Sunday, July 08, 2012

Al-Nimr Nabbed

Al-Jazeera reports on the latest protests in Saudi Arabia's Shi'ite majority east:
"Security forces in eastern Saudi Arabia have cracked down on a large demonstration in the eastern city of Qatif, killing two people and injuring at least 20, after a Shia leader was shot and arrested, activists said.
"Hundreds of protesters were reported to have taken to the streets on Sunday after Sheikh Nimr al-Nimr, a prominent Shia cleric and anti-government activist, was chased, shot and arrested while driving earlier in the day, human rights activist Hussain al-Alk told Al Jazeera...
"The protests were the largest in the city since November and December, when at least six demonstrators were shot and killed, Alk said. He said that he believed the government was prompted by influential Sunnis to escalate its pressure on the Shia opposition."

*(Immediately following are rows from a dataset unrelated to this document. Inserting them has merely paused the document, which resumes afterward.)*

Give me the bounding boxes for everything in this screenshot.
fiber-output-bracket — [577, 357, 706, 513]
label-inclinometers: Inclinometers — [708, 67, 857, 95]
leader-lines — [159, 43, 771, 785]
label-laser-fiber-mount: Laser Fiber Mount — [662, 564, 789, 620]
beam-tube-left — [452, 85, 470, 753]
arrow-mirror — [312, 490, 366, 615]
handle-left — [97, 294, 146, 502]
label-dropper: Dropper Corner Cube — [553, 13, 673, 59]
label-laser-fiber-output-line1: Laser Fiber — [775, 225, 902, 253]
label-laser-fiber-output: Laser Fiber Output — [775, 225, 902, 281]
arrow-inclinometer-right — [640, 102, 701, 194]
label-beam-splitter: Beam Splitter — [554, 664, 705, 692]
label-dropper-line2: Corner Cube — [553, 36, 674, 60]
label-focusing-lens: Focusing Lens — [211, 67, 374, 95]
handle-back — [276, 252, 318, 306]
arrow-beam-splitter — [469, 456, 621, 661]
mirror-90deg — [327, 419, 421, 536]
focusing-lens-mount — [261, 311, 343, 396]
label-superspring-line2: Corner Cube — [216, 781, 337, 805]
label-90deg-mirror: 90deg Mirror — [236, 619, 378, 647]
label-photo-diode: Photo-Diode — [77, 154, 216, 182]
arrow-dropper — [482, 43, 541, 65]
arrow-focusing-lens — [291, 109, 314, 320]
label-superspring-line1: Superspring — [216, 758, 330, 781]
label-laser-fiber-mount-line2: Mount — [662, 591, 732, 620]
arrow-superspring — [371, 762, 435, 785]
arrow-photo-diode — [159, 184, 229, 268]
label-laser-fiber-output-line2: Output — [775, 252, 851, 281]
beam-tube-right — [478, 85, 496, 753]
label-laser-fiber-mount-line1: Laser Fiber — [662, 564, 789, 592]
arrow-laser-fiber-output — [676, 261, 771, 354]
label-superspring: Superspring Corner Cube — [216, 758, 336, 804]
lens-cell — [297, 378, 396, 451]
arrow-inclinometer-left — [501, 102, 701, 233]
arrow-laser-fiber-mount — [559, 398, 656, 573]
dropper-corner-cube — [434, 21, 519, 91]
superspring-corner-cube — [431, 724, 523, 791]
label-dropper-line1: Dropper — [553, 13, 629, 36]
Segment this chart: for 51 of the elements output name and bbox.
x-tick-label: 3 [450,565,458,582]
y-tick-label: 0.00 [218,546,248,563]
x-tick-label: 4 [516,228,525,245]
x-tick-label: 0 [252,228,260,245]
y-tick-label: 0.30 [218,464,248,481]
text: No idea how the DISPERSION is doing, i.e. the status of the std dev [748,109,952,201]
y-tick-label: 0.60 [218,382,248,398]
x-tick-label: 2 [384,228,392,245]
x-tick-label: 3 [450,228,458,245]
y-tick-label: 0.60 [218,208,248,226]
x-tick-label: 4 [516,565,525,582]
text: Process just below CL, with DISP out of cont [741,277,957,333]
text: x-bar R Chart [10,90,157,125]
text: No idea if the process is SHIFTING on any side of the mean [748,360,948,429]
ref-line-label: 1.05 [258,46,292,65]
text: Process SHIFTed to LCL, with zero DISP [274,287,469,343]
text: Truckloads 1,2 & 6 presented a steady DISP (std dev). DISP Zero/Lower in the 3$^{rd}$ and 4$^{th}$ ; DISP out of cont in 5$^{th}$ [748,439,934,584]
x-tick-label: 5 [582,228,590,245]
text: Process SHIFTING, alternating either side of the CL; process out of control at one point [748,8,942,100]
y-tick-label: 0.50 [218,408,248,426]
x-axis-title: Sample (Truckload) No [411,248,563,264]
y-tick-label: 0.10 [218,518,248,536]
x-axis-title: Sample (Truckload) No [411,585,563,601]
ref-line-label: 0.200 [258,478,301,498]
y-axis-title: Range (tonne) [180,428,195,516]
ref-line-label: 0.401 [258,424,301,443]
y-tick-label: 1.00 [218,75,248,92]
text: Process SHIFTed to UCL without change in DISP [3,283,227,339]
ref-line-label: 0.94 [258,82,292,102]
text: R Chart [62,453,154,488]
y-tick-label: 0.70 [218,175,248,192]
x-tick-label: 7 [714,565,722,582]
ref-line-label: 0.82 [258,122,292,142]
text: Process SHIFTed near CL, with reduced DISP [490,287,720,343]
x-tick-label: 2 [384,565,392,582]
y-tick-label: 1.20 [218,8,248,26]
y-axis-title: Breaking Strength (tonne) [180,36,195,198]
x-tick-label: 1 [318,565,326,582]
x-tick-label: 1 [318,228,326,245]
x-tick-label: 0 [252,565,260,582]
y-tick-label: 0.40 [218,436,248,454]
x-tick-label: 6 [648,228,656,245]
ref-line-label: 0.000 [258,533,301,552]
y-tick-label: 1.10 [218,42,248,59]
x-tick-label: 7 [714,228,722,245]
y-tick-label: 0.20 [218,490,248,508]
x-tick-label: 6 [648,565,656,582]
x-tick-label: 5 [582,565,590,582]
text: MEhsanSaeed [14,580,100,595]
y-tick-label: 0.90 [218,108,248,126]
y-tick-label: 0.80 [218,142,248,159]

Toby Jones talks about al-Nimr in his Saudi Arabia chapter in the recent edited volume Militancy and Political Violence in Shi'ism: Trend and Patterns.  According to Jones, al-Nimr is from the village of al-Awwamiyya north of Qatif, and believes that peaceful negotiations will never persuade the the Saudi government to grant Shi'ites true equality in the country.  More Shi'ites began following him in 2009, when hundreds of Shi'ite pilgrims were attacked by security forces near Medina.  The Arab Spring seems to have intersected with rejectionism and growing activism from that time.